Pedro
Lucas Lindoso
Quem
foi menino em Manaus na década de sessenta, com certeza tem nas lembranças
afetivas a figura de dois bonecos emblemáticos e icônicos da cultura popular da
cidade de Manaus: Peteleco e Kamélia.
O
Peteleco é um boneco criado pelo ventríloquo Oscarino Varjão que foi muito
amigo de meu saudoso pai, José Lindoso. Peteleco é um neguinho muito querido,
respondão, malcriado e dizia tudo que a gente gostaria de dizer e não podia.
Naquele
tempo, menino era tratado como menino. Tolice era inibida com palmatória e
cachuleta. Para quem não sabe o que é cachuleta, trata-se de levar uma forte pancada com o dedo médio na orelha, para ficar esperto e não fazer mais
tolice. Aliás, cachuleta também se chama
peteleco, principalmente no sudeste do Brasil.
Posso
dizer que o Peteleco foi um dos meus melhores amigos de infância. Toda vez que
ele se apresentava no auditório do SESC na rua Henrique Martins, onde morávamos,
eu não perdia. Considero o Peteleco como um dos meus diletos companheiros da rua
Henrique Martins.
Soube
que o Peteleco também faz shows para adultos atualmente. Fico feliz em saber
que o Peteleco é um garoto cinquentão como eu.
Há
poucos meses, era domingo e eu fui assistir ao Peteleco, na Casa de Música Ivete Ibiapina, na Rua 10 de Julho. Após o show,
conversei com Oscarino e ele lembrou-se de meu pai com carinho e deferência.
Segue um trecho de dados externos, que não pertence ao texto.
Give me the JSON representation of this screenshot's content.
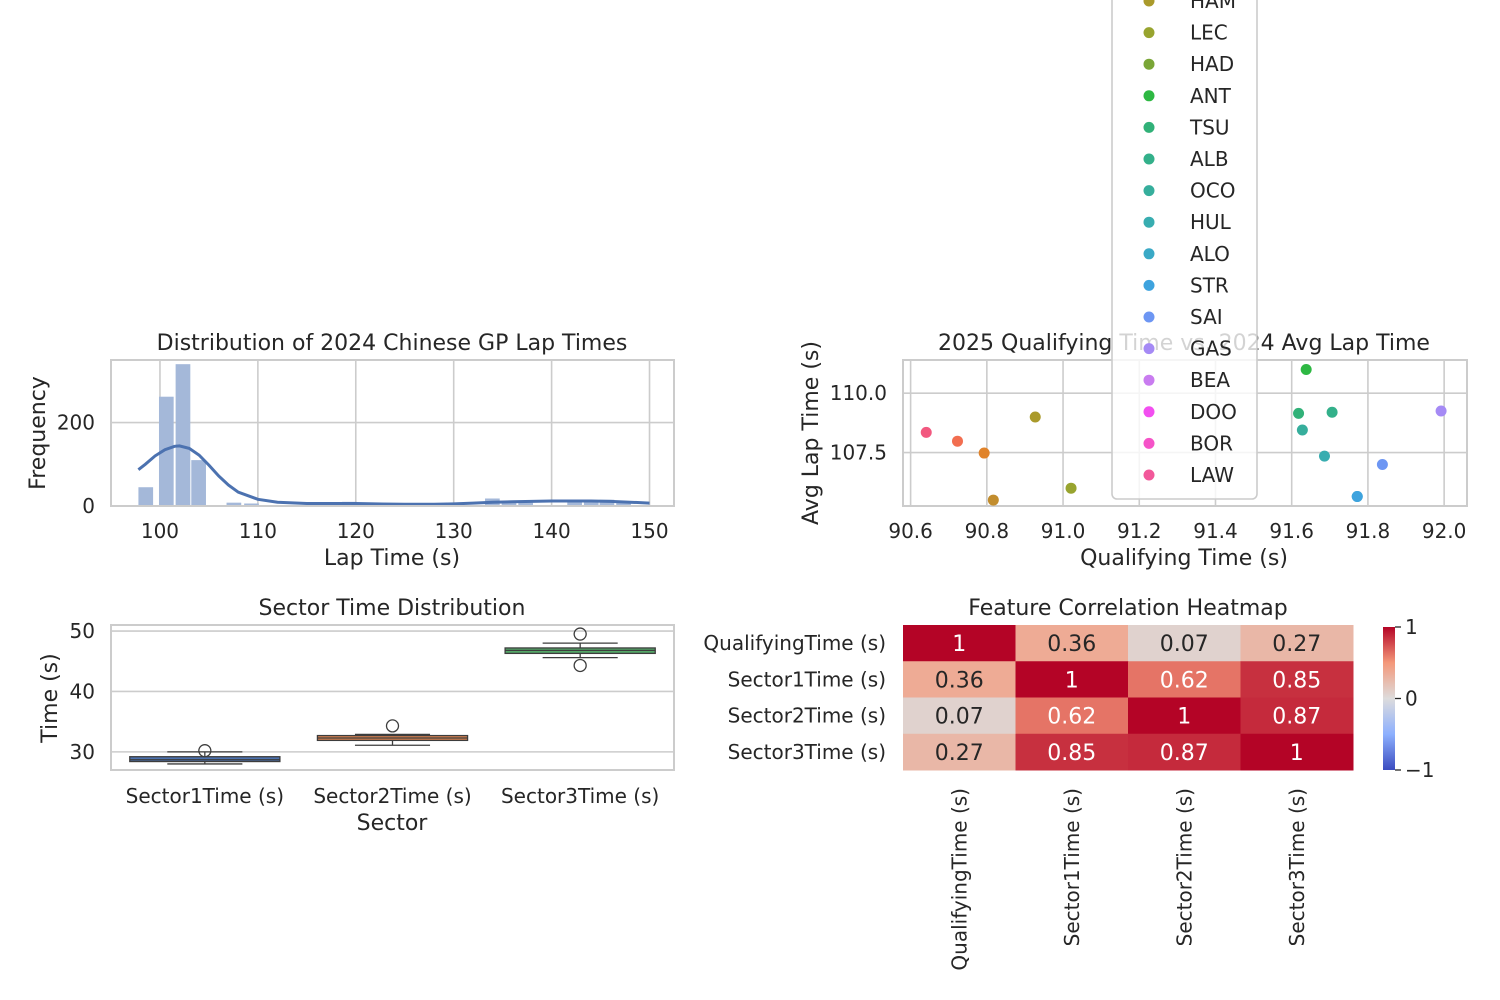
{
  "chart_data": [
    {
      "type": "histogram",
      "title": "Distribution of 2024 Chinese GP Lap Times",
      "xlabel": "Lap Time (s)",
      "ylabel": "Frequency",
      "xlim": [
        95,
        152.5
      ],
      "ylim": [
        0,
        350
      ],
      "xticks": [
        100,
        110,
        120,
        130,
        140,
        150
      ],
      "yticks": [
        0,
        200
      ],
      "bins": [
        {
          "x0": 97.8,
          "x1": 99.3,
          "count": 45
        },
        {
          "x0": 99.9,
          "x1": 101.4,
          "count": 262
        },
        {
          "x0": 101.6,
          "x1": 103.1,
          "count": 340
        },
        {
          "x0": 103.2,
          "x1": 104.7,
          "count": 110
        },
        {
          "x0": 106.8,
          "x1": 108.3,
          "count": 8
        },
        {
          "x0": 108.6,
          "x1": 110.1,
          "count": 6
        },
        {
          "x0": 118.6,
          "x1": 120.1,
          "count": 10
        },
        {
          "x0": 120.2,
          "x1": 121.7,
          "count": 3
        },
        {
          "x0": 126.8,
          "x1": 128.3,
          "count": 2
        },
        {
          "x0": 133.2,
          "x1": 134.7,
          "count": 18
        },
        {
          "x0": 134.9,
          "x1": 136.4,
          "count": 10
        },
        {
          "x0": 136.6,
          "x1": 138.1,
          "count": 8
        },
        {
          "x0": 141.6,
          "x1": 143.1,
          "count": 12
        },
        {
          "x0": 143.3,
          "x1": 144.8,
          "count": 9
        },
        {
          "x0": 144.9,
          "x1": 146.4,
          "count": 15
        },
        {
          "x0": 146.6,
          "x1": 148.1,
          "count": 8
        }
      ],
      "kde": {
        "x": [
          97.8,
          98.5,
          99.5,
          100.5,
          101.5,
          102.0,
          103.0,
          104.0,
          105.0,
          106.0,
          107.0,
          108.0,
          110.0,
          112.0,
          115.0,
          118.0,
          120.0,
          122.0,
          125.0,
          128.0,
          130.0,
          132.0,
          134.0,
          136.0,
          138.0,
          140.0,
          142.0,
          144.0,
          146.0,
          148.0,
          150.0
        ],
        "y": [
          87,
          100,
          120,
          135,
          143,
          144,
          138,
          122,
          98,
          72,
          50,
          33,
          16,
          9,
          6,
          6,
          6,
          5,
          4,
          4,
          5,
          7,
          9,
          10,
          11,
          12,
          12,
          12,
          11,
          9,
          7
        ]
      },
      "color": "#4c72b0"
    },
    {
      "type": "scatter",
      "title": "2025 Qualifying Time vs. 2024 Avg Lap Time",
      "xlabel": "Qualifying Time (s)",
      "ylabel": "Avg Lap Time (s)",
      "xlim": [
        90.58,
        92.06
      ],
      "ylim": [
        105.25,
        111.4
      ],
      "xticks": [
        90.6,
        90.8,
        91.0,
        91.2,
        91.4,
        91.6,
        91.8,
        92.0
      ],
      "yticks": [
        107.5,
        110.0
      ],
      "legend_position": "upper center, overflowing above the axes",
      "points": [
        {
          "driver": "LAW",
          "x": 90.641,
          "y": 108.35,
          "color": "#f2587f"
        },
        {
          "driver": "?",
          "x": 90.723,
          "y": 107.98,
          "color": "#f26e50"
        },
        {
          "driver": "?",
          "x": 90.793,
          "y": 107.48,
          "color": "#e0832a"
        },
        {
          "driver": "?",
          "x": 90.817,
          "y": 105.5,
          "color": "#c28d2e"
        },
        {
          "driver": "HAM",
          "x": 90.927,
          "y": 109.0,
          "color": "#aa9a2b"
        },
        {
          "driver": "LEC",
          "x": 91.021,
          "y": 106.0,
          "color": "#98a42f"
        },
        {
          "driver": "ANT",
          "x": 91.638,
          "y": 111.0,
          "color": "#2eb843"
        },
        {
          "driver": "TSU",
          "x": 91.618,
          "y": 109.15,
          "color": "#31b178"
        },
        {
          "driver": "ALB",
          "x": 91.706,
          "y": 109.2,
          "color": "#33b08a"
        },
        {
          "driver": "OCO",
          "x": 91.628,
          "y": 108.45,
          "color": "#36ae9c"
        },
        {
          "driver": "HUL",
          "x": 91.686,
          "y": 107.35,
          "color": "#38adb0"
        },
        {
          "driver": "ALO",
          "x": 91.772,
          "y": 105.65,
          "color": "#3aa9c6"
        },
        {
          "driver": "STR",
          "x": 91.772,
          "y": 105.65,
          "color": "#3ea3de"
        },
        {
          "driver": "SAI",
          "x": 91.838,
          "y": 107.0,
          "color": "#6d96f3"
        },
        {
          "driver": "GAS",
          "x": 91.992,
          "y": 109.25,
          "color": "#a58af5"
        }
      ],
      "legend": [
        {
          "label": "HAM",
          "color": "#aa9a2b"
        },
        {
          "label": "LEC",
          "color": "#98a42f"
        },
        {
          "label": "HAD",
          "color": "#7aa637"
        },
        {
          "label": "ANT",
          "color": "#2eb843"
        },
        {
          "label": "TSU",
          "color": "#31b178"
        },
        {
          "label": "ALB",
          "color": "#33b08a"
        },
        {
          "label": "OCO",
          "color": "#36ae9c"
        },
        {
          "label": "HUL",
          "color": "#38adb0"
        },
        {
          "label": "ALO",
          "color": "#3aa9c6"
        },
        {
          "label": "STR",
          "color": "#3ea3de"
        },
        {
          "label": "SAI",
          "color": "#6d96f3"
        },
        {
          "label": "GAS",
          "color": "#a58af5"
        },
        {
          "label": "BEA",
          "color": "#c97cf0"
        },
        {
          "label": "DOO",
          "color": "#f24ff0"
        },
        {
          "label": "BOR",
          "color": "#f553c8"
        },
        {
          "label": "LAW",
          "color": "#f2589a"
        }
      ]
    },
    {
      "type": "box",
      "title": "Sector Time Distribution",
      "xlabel": "Sector",
      "ylabel": "Time (s)",
      "ylim": [
        27,
        51
      ],
      "yticks": [
        30,
        40,
        50
      ],
      "categories": [
        "Sector1Time (s)",
        "Sector2Time (s)",
        "Sector3Time (s)"
      ],
      "boxes": [
        {
          "whisker_low": 28.0,
          "q1": 28.4,
          "median": 28.7,
          "q3": 29.2,
          "whisker_high": 30.0,
          "outliers": [
            30.2
          ],
          "color": "#4c72b0"
        },
        {
          "whisker_low": 31.1,
          "q1": 31.9,
          "median": 32.3,
          "q3": 32.7,
          "whisker_high": 32.9,
          "outliers": [
            34.3
          ],
          "color": "#dd8452"
        },
        {
          "whisker_low": 45.6,
          "q1": 46.3,
          "median": 46.8,
          "q3": 47.2,
          "whisker_high": 48.0,
          "outliers": [
            44.3,
            49.5
          ],
          "color": "#55a868"
        }
      ]
    },
    {
      "type": "heatmap",
      "title": "Feature Correlation Heatmap",
      "labels": [
        "QualifyingTime (s)",
        "Sector1Time (s)",
        "Sector2Time (s)",
        "Sector3Time (s)"
      ],
      "matrix": [
        [
          1,
          0.36,
          0.07,
          0.27
        ],
        [
          0.36,
          1,
          0.62,
          0.85
        ],
        [
          0.07,
          0.62,
          1,
          0.87
        ],
        [
          0.27,
          0.85,
          0.87,
          1
        ]
      ],
      "vmin": -1,
      "vmax": 1,
      "colormap": "coolwarm",
      "colorbar_ticks": [
        1,
        0,
        -1
      ],
      "colorbar_tick_labels": [
        "1",
        "0",
        "−1"
      ]
    }
  ]
}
Disse a ele que conhecia o
Peteleco desde menino e ele ficou feliz. Ah! E ainda tive o privilégio de
“conversar” com o próprio Peteleco. Foi uma alegria para mim.
O outro boneco, digo boneca, é a
Kamélia. Ela sempre chega para a abertura do carnaval de Manaus.
Durante certo tempo eu tinha medo da Kamélia. Um
verdadeiro pavor. Explico: a boneca foi
inspirada na marchinha Jardineira, na qual a Kamélia “caiu do
galho, deu dois suspiros e depois morreu”. Na minha cabeça de menino medroso, a
Kamélia seria uma “visagem”, uma assombração.
Como todo curumim, eu adorava ver
avião. Ir ao Aeroporto Ponta Pelada era um passeio irrecusável. Mas quando
soube que naquele dia iríamos ao aeroporto para a chegada da Kamélia, o medo
tomou conta de mim.
O fato é que a Kamélia chegava de avião, vindo
provavelmente da Bahia, e a população ia “buscá-la” no antigo Aeroporto de
Ponta Pelada. Era um acontecimento. Mas e o medo de alma penada?
Foi então que me enchi de coragem
e perguntei a Darinha, que morava lá em casa desde sempre: – Darinha, os
bonecos morrem? E então ela me disse:
– Não meu filho, bonecos não morrem.
Os bichos, as pessoas, as plantas morrem, mas os bonecos não morrem nunca.
Sempre acreditei na Darinha. E lá
fui eu, feliz da vida, ao aeroporto de Ponta Pelada receber a Kamélia, vindo
diretamente de Salvador para Manaus, vestida de baiana, para alegrar os
manauaras.
E todo ano ela chega. Agora,
procedente do Rio de Janeiro. E o Peteleco continua por aí.
E não é que é verdade? Darinha
tinha razão. Os bonecos não morrem nunca. São eternos.